Yeni nesil kendini ifade etmek istiyor
Güven ortamının ise gün geçtikçe daha fazla önem taşıdığını ifade eden Atat, “Çünkü gelen yeni nesil artık otantik olmak, kendi oldukları halleriyle iş yaşamında olmak istiyorlar. Belirli kalıplara itilmek ve “mış” gibi davranmak onları olumsuz yönde çok fazla etkiliyor. Bunu da sağlamanın yolu kurum içerisinde herkesin kendilerini oldukları gibi ortaya koyabilecekleri bir güven ortamı geliştirmek. Güven ortamının ise olmazsa olmazı kişilerin hem kendileriyle hem de çevreleriyle kurdukları ilişkilerde yapıcı olmaları“ görüşünü ileri sürdü.
Liderler yapıcı bağlar kurmalı
Gallup araştırmalarının da bu faktörleri belirlediğini kaydeden Atat, “Çalışanlar liderlerinden en önemli beklentilerini umut, ilham vermeleri ve ulaşılabilir olmaları olarak belirtiyor ve böyle bir ortamda çalışmak istiyorlar. Bu kapsamda insani liderlik ön plana çıkıyor. İnsani liderliğin temelinde, liderlerin yönettikleri kişilerle kişisel ve anlamlı bağlar kurabilmesi var. Bu yetkinlik diğer tüm yetkinliklerin önüne geçiyor ve diğer yetkinlikler için bir temel oluşturuyor. Liderlerin kurdukları anlamlı ve yakın bağlar, yapıcı ilişkilere ve güven ortamına olanak sağlamanın en önemli yolu“ dedi.

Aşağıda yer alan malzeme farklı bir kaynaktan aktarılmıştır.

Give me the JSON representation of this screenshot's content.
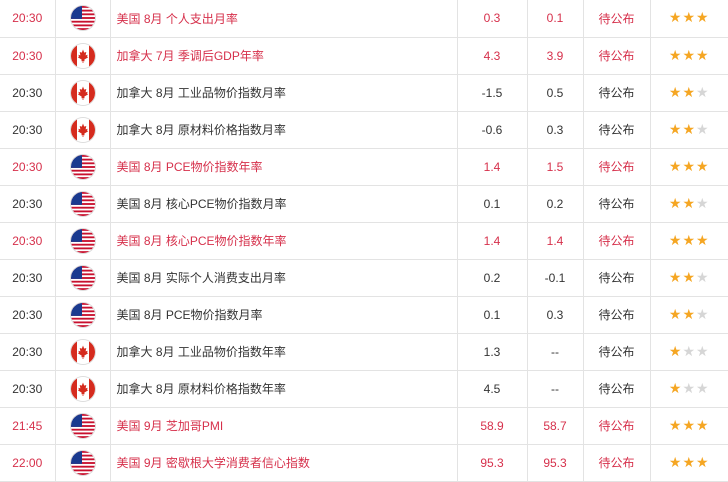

Kurumsal gelişim ve dönüşüm için kurumların güven ortamına, kişiselleştirilmiş gelişim çalışmalarına ve insani liderliğe özel bir önem vermeleri gerektiğinin altını çizen Atat, şunları belirtti: “Bunu sağlamanın en temel yolu duygu ve davranış bilimleri konularını gelişim çalışmalarına dahil etmeleri. Gelişim çalışmalarının ve davranış değişimlerinin uzun vadede sürekliliğinin sağlanması sadece bir ya da iki günlük programlarla mümkün olmuyor. Bu tip programlar uzun dönem stratejilerinin başlangıç noktası olarak halen çok önemli. Bununla beraber, sürdürülebilirliğin tek yolu zamana yayılmış ve kazanılan yetkinliklerin davranışa dönüşmesini sağlayabilecek gelişim programları. Bu programların temelinde ise kurumların kesinlikle duygu bilimine ve duygusal zekaya çalışmalarında yer vermeleri gerekiyor. Çünkü duygusal zeka yapıcı ilişkiler, ilham verme, güven ortamı oluşturma, gelişim ve dönüşüm için gereken yetkinlikleri içeriyor.”